To summarize, we developed an approach for the analysis of atomically resolved STEM image data of ferroelectric materials to extract local polarization based on sub-image analysis. We demonstrate that the application of DCNN-based regression on sub-images centered on a given sub-lattice yields values similar to direct column position analysis. It should be noted that in both cases, the derived values are biased compared to the expected values. We attribute this behavior to the effect of sample mis-tilt during imaging. Correspondingly, dynamic correction of this effect becomes a key element of the quantitative STEM image and may necessitate the development of tools adjusting the specimen tilt at different parts of the image.

We further show that the polarization fields can be visualized from the STEM images without atom finding using DCNN analysis of atom-centered sub-images and arbitrarily selected sub-images bypassing the atom finding stage.
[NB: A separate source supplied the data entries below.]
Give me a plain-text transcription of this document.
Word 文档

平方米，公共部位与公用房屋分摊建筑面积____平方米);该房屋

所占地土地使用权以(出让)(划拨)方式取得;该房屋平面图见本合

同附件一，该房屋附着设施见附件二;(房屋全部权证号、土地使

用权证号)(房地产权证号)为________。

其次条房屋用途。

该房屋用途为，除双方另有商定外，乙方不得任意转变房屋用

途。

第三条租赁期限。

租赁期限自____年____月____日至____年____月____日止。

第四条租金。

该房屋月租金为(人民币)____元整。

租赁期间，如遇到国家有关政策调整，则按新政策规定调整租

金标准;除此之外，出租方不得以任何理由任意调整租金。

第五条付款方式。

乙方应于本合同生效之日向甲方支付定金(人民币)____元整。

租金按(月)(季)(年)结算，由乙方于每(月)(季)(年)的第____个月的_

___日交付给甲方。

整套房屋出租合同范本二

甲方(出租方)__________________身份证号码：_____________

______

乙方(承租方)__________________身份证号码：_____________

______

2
This approach was found to give the correct polarization values for the majority of the image and can be readily incorporated during data acquisition. However, the presence of local defects (i.e., out of distribution data) leads to significant errors in the prediction at certain locations. These can be further used to identify sites for automated experiments. Overall, the translational invariance built in into the DCNN structure can significantly facilitate the extraction of physical order parameter fields from structural and potentially high-dimensional data.

Methods

Materials and characterization

All material systems utilized in this project are part of a publicly accessible combinatorial library consisting pulsed layer deposition fabricated layers of Sm-doped BiFeO3 and the SrRuO3. All relevant details of sample preparations and STEM, TEM characterization measurements can also be found in this reference52.